What is Jewish food? This question is a lot easier to answer than you think. Most of us in the Western World are familiar with such classics as Matzo Ball Soup, Knishes, Bagels, Corned Beef Sandwiches, and Chocolate Babka, but these items are more representative of New York City Jewish Cuisine than Jewish food as a whole. What we commonly think of as Jewish Food has become a stereotype of the Eastern and Central European Jewish immigrant. You may be shocked to learn that not all Jews eat Bagels. There are some Jews who have never even seen a bagel – it’s not part of their culinary tradition.
The unique aspect of Jewish food is that it encompasses a whole world of flavors and styles. Basically, any food can become Jewish if it adheres to the dietary laws given in the Torah and expanded by the Rabbis. So a pork chop can never be considered Jewish food, but a tuna maki roll (sushi) can be – as long as it is made with KOSHER ingredients. And that is the answer to the question. What makes food Jewish? KASHRUT! Without Kashrut, a Jew and his unique culture lose their identity. That is how fundamental Kashrut is to our existence.

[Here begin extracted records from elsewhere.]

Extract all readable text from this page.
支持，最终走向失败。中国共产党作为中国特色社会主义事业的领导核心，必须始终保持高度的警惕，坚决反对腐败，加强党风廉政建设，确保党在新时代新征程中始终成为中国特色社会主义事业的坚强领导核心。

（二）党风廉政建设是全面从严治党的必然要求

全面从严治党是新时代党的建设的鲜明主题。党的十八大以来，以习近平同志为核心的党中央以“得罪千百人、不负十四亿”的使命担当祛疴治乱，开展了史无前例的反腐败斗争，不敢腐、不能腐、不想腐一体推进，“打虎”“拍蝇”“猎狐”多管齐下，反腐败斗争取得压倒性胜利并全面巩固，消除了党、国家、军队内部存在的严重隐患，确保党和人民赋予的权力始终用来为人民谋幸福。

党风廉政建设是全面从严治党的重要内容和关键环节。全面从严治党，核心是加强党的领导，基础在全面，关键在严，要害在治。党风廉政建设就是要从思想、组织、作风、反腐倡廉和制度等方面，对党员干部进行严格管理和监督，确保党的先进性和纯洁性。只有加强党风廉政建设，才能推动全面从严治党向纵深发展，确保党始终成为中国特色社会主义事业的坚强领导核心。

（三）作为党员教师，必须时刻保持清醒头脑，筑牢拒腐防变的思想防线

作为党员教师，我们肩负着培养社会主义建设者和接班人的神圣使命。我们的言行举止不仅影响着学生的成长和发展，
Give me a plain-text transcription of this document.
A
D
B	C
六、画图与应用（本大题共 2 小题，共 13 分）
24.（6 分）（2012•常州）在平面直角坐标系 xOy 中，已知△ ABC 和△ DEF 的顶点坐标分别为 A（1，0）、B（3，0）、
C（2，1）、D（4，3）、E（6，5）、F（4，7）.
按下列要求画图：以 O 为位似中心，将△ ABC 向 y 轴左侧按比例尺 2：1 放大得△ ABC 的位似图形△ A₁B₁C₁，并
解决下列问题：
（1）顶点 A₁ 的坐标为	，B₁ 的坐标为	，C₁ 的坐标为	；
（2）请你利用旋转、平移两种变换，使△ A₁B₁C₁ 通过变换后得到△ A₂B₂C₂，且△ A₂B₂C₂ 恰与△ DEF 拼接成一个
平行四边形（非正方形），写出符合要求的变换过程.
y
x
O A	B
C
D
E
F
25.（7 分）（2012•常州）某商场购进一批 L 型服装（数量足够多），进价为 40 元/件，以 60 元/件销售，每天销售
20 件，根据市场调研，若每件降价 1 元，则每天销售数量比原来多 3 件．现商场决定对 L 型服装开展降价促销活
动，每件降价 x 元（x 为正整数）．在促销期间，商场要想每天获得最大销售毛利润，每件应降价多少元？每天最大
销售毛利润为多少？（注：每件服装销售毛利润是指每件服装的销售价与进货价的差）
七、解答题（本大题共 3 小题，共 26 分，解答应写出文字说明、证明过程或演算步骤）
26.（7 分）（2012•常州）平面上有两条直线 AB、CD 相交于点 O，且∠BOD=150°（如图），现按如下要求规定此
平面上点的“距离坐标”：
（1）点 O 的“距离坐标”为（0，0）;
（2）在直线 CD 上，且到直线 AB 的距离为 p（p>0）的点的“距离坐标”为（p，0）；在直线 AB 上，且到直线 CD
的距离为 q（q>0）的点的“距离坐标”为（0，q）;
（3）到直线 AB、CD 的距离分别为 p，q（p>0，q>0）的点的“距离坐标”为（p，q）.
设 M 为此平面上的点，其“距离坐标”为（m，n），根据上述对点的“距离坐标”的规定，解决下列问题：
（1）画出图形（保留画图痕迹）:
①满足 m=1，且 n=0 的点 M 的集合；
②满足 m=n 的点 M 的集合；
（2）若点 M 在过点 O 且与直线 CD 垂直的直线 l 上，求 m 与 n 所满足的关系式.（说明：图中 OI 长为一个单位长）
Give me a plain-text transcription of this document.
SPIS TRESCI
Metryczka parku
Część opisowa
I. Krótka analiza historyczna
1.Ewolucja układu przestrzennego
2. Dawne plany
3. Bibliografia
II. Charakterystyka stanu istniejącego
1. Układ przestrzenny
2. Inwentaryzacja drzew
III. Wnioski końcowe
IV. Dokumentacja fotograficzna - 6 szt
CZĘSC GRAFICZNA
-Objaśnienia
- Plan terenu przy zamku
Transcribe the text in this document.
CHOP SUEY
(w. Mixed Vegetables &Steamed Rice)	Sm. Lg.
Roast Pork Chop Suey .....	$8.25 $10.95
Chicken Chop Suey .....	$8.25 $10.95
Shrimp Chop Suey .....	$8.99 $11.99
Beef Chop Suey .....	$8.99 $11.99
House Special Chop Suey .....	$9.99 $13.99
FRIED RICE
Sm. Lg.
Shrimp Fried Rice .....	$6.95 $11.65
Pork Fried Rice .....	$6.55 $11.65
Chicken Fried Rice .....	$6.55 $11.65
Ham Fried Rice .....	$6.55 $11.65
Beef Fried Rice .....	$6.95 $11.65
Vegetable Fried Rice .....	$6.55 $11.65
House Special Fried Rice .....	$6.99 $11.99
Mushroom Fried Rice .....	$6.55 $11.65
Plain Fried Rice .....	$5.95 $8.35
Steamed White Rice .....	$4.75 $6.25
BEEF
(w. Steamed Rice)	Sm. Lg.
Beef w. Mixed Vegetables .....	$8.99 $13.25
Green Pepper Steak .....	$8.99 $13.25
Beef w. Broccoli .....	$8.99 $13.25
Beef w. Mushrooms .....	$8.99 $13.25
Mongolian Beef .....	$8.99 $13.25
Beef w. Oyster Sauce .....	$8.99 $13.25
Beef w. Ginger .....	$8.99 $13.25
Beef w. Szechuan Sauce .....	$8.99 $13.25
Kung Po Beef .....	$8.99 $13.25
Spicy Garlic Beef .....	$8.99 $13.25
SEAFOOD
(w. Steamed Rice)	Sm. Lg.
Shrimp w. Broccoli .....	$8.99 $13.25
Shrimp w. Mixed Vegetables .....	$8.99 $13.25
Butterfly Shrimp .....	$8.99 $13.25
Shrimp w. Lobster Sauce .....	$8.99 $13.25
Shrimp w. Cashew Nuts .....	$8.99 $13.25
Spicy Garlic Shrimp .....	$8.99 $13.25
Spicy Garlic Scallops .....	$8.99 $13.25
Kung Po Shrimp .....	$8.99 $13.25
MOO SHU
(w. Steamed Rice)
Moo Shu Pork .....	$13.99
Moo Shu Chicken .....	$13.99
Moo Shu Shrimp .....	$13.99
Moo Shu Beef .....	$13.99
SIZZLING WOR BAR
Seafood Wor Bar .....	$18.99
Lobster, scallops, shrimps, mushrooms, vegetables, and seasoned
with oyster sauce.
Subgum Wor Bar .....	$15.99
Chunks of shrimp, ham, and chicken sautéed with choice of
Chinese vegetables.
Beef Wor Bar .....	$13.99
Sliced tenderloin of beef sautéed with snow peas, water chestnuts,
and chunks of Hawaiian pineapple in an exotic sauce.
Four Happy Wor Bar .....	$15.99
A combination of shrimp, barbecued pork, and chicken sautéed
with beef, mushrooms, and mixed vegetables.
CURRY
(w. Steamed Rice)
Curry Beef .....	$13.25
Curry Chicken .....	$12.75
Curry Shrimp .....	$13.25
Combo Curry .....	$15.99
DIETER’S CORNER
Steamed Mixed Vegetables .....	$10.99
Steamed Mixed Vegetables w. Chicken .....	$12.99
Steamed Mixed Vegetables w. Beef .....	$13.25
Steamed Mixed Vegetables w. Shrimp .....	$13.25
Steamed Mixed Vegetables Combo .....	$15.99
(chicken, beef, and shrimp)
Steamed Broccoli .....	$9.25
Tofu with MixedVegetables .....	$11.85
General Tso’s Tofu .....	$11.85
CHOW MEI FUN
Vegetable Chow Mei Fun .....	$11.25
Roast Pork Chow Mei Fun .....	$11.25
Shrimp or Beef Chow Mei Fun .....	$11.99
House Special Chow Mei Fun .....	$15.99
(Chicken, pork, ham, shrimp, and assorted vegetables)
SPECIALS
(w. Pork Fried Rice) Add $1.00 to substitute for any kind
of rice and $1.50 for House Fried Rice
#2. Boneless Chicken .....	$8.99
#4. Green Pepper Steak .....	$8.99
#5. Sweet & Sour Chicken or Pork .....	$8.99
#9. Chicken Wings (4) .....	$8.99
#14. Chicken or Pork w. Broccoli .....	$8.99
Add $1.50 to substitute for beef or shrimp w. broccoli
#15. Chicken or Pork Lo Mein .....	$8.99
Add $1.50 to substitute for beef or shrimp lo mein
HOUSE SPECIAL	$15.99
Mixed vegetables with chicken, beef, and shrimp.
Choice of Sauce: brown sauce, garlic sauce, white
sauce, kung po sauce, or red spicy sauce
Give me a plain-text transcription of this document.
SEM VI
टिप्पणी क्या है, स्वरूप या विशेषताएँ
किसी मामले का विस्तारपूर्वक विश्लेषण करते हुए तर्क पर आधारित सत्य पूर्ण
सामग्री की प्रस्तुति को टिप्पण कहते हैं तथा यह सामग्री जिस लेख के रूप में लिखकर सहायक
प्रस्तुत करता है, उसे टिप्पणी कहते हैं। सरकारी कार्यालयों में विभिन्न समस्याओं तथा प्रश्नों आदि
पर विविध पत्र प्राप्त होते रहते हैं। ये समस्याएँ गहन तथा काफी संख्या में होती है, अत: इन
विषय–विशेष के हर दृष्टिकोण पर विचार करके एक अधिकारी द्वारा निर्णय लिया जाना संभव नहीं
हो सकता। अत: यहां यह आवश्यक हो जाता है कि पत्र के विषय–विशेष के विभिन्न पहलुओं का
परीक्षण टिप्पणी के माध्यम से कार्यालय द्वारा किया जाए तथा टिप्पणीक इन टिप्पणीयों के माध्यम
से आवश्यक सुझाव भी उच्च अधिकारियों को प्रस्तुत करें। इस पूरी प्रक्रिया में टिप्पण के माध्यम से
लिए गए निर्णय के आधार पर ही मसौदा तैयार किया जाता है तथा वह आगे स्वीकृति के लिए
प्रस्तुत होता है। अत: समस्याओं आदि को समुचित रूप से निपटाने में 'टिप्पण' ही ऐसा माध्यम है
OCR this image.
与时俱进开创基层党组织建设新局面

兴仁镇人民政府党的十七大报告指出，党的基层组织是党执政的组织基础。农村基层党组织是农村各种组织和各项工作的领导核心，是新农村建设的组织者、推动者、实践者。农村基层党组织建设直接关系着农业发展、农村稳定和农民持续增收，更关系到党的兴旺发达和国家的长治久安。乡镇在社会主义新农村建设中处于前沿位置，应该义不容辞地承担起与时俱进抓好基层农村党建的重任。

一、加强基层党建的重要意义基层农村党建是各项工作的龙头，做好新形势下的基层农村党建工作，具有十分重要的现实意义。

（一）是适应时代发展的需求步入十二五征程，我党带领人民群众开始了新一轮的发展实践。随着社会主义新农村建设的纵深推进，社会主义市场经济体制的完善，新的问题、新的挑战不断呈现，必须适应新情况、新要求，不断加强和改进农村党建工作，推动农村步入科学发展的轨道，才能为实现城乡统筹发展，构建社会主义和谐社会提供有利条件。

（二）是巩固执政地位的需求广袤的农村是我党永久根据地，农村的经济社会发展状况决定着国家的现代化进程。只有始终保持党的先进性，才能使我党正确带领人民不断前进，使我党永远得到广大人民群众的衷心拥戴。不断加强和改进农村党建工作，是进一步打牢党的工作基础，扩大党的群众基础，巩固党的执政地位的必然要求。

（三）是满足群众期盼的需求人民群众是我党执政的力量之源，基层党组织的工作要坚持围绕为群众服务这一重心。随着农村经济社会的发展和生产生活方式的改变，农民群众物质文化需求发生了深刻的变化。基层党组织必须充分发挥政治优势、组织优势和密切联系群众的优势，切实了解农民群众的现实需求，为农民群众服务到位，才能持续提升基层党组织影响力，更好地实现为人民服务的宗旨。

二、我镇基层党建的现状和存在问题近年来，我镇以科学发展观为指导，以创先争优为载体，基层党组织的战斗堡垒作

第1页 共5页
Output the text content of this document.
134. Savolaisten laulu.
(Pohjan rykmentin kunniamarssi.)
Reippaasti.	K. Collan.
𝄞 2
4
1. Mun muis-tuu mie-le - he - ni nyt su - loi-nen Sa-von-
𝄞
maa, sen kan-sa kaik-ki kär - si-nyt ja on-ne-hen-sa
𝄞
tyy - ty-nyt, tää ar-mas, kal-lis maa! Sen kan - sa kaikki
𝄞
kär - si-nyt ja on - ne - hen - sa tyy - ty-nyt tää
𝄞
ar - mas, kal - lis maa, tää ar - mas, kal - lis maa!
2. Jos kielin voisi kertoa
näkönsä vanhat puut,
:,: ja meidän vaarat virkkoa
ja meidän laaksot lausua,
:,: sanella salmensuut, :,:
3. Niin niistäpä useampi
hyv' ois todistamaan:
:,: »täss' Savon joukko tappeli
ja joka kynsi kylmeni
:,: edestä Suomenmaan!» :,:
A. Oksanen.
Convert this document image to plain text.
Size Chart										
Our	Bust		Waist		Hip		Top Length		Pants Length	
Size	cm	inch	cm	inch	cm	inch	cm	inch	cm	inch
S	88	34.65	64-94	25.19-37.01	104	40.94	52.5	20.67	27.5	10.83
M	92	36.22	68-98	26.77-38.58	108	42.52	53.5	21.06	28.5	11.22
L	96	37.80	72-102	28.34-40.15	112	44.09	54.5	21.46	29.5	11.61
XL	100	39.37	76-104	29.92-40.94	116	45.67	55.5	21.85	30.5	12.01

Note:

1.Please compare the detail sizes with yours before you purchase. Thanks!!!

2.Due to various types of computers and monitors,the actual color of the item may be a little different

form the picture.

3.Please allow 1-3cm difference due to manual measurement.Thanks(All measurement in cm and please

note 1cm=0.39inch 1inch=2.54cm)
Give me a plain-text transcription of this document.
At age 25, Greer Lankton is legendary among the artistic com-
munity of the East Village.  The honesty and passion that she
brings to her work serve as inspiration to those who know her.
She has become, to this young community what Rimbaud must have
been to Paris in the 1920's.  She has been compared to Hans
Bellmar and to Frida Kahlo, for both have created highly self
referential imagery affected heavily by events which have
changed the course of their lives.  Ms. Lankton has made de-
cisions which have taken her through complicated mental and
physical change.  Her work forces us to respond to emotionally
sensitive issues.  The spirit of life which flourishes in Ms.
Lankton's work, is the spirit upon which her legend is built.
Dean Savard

The Jewish People have been scattered over the Earth, yet they have maintained their identity and developed very unique culinary traditions. This was achieved by tempering a new, local cuisine with the Laws of Kashrut. Thus we have an entire world packed with Jewish food!
Tu B’Shvat begins on January 20th this year. Throughout the world Jews eat foods on Tu B’Shvat that are characteristic of the land of Israel. The seven types of fruits and grains listed in Deuteronomy 8:8 are especially important. However, any fruit or nut that comes from a tree can be enjoyed as part of the holiday celebration. It is a great way to remind ourselves that springtime, with the promise of new life, is not far off.
Here is a recipe for a traditional Spanish (Galician) almond cake. It is perfect for any holiday celebration as many of the ingredients are pantry staples and because it is pareve it is suitable for meat or dairy meals. The recipe contains mostly tree related ingredients; olive oil, lemon, cinnamon, and almonds, as well as wheat which are many of the species listed in Deuteronomy 8:8.
Spanish Almond Cake (Galicia)
olive oil and flour for pan
4 large eggs
2 teaspoons grated lemon zest
1/2 teaspoon ground cinnamon
3/4 cup granulated sugar
1/2 teaspoon fine sea salt
3 cups almond flour
1/3 cup all-purpose flour
Confectioner’s sugar for dusting
Center oven rack and preheat oven to 400 degrees F. Oil and flour a 9 inch spring-form cake pan.
1.In a large bowl, combine the eggs, lemon zest, cinnamon, granulated sugar, and salt. Whisk together until foamy.
2.Add the almond flour and mix well. Add the flour and mix until just incorporated. Be sure that the batter is smooth and that there is no dry flour remaining.
3.Transfer the batter to the prepared pan and bake for about 30 minutes, or until a knife inserted into the center comes out clean.
4.Remove the cake from the oven and allow it to cool for 10 minutes on a wire rack. After 10 minutes, carefully run a knife around the edge of the cake to be sure that it is not sticking to the pan. Remove the collar and allow the cake to cool to room temperature. When cool, invert the cake and remove the pan bottom.
Place cake upright on a serving plate. Dust the top with confectioner’s sugar.